U.S. live cattle futures closed at their highest level in nearly five months on Tuesday as corn prices continued to retreat, with analysts saying the market might be signaling that the record rally in corn is over for now.
Feeder cattle futures at the Chicago Mercantile Exchange (CME) were also higher, rising even more than live cattle as any decline in feed costs would benefit feeders that are fattened with corn for the dining table.
Traders said the cattle markets were also supported by a rise in beef prices as grocers bulked up on supply ahead of Labour Day on Sept. 3.
U.S. Department of Agriculture data on Tuesday showed that the wholesale price of choice-grade beef rose $2.32 to $189.21 per hundredweight (cwt), and select grade increased $2.42 to $181.84 per cwt (all figures US$).
There was also unwinding of bearish spreads in live cattle futures, the traders said.
Corn futures at the Chicago Board of Trade (CBOT) have tumbled seven per cent since setting a record high $8.49 a bushel on Friday when USDA slashed its estimate of this year's drought-hit corn crop by 17 per cent.

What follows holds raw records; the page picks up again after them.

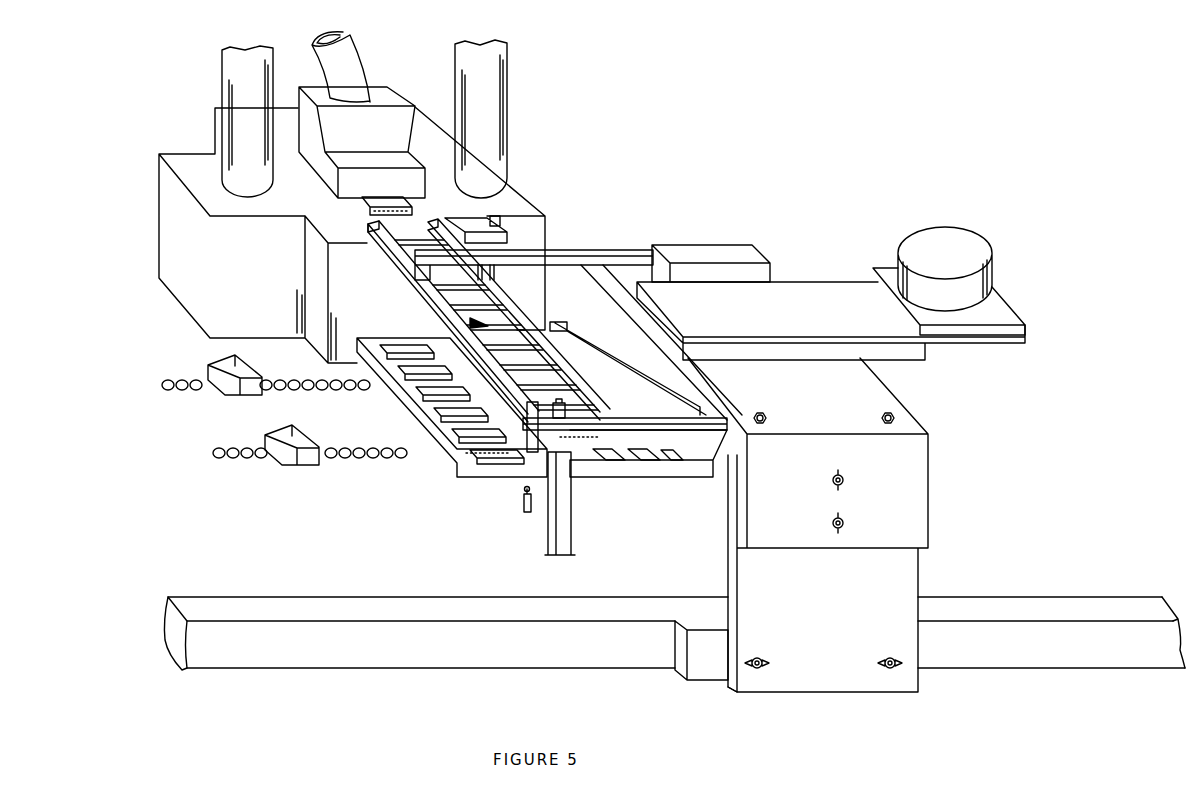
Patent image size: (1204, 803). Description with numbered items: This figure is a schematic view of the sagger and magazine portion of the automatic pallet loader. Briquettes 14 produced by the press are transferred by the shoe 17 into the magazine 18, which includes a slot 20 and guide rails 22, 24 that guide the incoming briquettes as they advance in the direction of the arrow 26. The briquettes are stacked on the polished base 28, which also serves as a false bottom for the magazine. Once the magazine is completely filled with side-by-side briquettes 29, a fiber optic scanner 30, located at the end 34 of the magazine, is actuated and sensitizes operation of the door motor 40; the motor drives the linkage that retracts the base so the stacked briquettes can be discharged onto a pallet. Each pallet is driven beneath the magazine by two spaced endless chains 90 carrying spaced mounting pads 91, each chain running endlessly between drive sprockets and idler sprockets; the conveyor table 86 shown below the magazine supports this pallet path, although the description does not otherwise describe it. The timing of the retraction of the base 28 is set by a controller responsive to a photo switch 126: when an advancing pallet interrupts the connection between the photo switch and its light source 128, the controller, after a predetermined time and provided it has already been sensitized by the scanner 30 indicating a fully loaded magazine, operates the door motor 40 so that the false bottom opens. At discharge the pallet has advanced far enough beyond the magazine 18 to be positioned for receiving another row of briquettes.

The briquettes 14 is at (362, 201).
The shoe 17 is at (372, 140).
The magazine 18 is at (598, 451).
The slot 20 is at (620, 461).
The guide rail 22 is at (447, 215).
The guide rail 24 is at (420, 291).
The arrow 26 is at (366, 226).
The polished base 28 is at (418, 238).
The side-by-side briquettes 29 is at (470, 323).
The fiber optic scanner 30 is at (562, 400).
The end of the magazine 34 is at (548, 455).
The door motor 40 is at (957, 244).
The table 86 is at (475, 473).
The endless chain 90 is at (190, 377).
The mounting pad 91 is at (280, 437).
The photo switch 126 is at (532, 412).
The light source 128 is at (523, 503).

But corn futures as measured by the benchmark December contract are still 56 per cent higher from mid-June when the worst drought in 56 years began stoking a sharp rally.

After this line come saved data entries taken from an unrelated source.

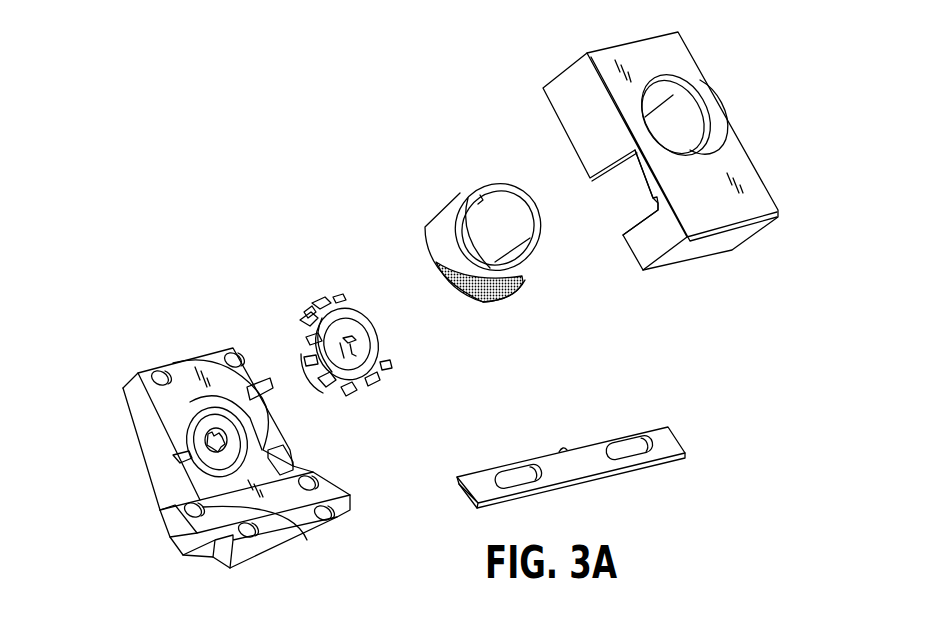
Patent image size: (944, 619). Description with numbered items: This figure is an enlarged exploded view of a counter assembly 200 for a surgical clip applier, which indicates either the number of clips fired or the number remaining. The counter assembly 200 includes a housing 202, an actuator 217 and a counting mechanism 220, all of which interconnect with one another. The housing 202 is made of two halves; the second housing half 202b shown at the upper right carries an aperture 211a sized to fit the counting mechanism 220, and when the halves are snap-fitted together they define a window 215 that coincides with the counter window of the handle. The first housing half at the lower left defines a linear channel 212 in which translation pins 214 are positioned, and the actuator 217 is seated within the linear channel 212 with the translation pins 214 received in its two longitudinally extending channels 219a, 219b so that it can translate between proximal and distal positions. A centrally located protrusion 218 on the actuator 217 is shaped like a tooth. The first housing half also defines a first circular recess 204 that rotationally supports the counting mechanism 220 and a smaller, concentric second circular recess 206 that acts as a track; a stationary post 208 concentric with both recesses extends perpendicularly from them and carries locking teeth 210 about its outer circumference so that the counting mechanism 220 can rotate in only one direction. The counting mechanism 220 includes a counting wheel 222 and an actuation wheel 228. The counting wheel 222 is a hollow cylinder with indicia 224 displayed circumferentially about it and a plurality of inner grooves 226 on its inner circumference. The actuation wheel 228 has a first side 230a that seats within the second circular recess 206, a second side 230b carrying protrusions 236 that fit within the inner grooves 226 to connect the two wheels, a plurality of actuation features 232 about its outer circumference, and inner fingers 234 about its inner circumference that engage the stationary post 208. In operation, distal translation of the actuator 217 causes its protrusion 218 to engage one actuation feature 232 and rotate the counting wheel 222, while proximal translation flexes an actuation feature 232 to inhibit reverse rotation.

The counter assembly 200 is at (178, 164).
The housing 202 is at (710, 45).
The second housing half 202b is at (702, 72).
The first circular recess 204 is at (193, 403).
The second circular recess 206 is at (213, 413).
The stationary post 208 is at (217, 410).
The locking teeth 210 is at (197, 507).
The aperture 211a is at (685, 118).
The linear channel 212 is at (218, 515).
The translation pins 214 is at (318, 541).
The window 215 is at (637, 212).
The actuator 217 is at (655, 465).
The protrusion 218 is at (563, 448).
The channel 219a is at (513, 474).
The channel 219b is at (622, 442).
The counting mechanism 220 is at (573, 268).
The counting wheel 222 is at (447, 210).
The indicia 224 is at (507, 292).
The inner grooves 226 is at (480, 187).
The actuation wheel 228 is at (307, 290).
The first side 230a is at (325, 380).
The second side 230b is at (373, 333).
The actuation features 232 is at (300, 330).
The inner fingers 234 is at (348, 323).
The protrusions 236 is at (307, 317).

"Evidently, the market is endorsing the idea that corn has topped out," said broker Dennis Smith of Archer Financial Services.
During the time when corn futures were rallying, feeder cattle prices tumbled 14 per cent from mid-June to mid-July before rebounding about seven per cent to around 143 cents a pound.
Industry data shows that it takes about six pounds of corn to produce one pound of beef on a live weight basis, or live animal, once a steer or heifer weighing about 700 lbs. enters a feedyard to be fattened to about 1,250 lbs.
That equates to about 86 cents of corn for each pound of beef on a live animal when corn is $8 per bushel. For the 550 lbs. in weight gained at the feedlot, the cost is about $470 per head.
Smith said feeder cattle futures were also supported by tight supplies at auction barns. "The runs have not been as heavy as expected," he said.
There have been anecdotal accounts of ranchers rushing their cattle to feedyards and auction barns well ahead of time due to soaring feed costs, including hay, and scorched pastures.
The drought in the Midwest farm belt comes on the back of another in the southern Plains last year that led to herd liquidation and tightening of U.S. cattle supplies to the smallest in nearly 60 years.
Peter Adams, principal at PNM Trading, pointed to corn futures falling sharply over the past two sessions for the rise in cattle futures.
He, too, said that the cattle market might be signaling that corn prices have peaked, but his personal stance was one of caution in the wake of the drought decimating the corn crop.
Benchmark October live cattle futures ended 0.4 per cent higher at 126.900 cents, the highest close since March 28.
Most-actively traded September feeder cattle closed 1.6 per cent higher at 145 cents/lb. after hitting a session high of 145.1, the highest since July 11.
-- K.T. Arasu writes for Reuters from Chicago.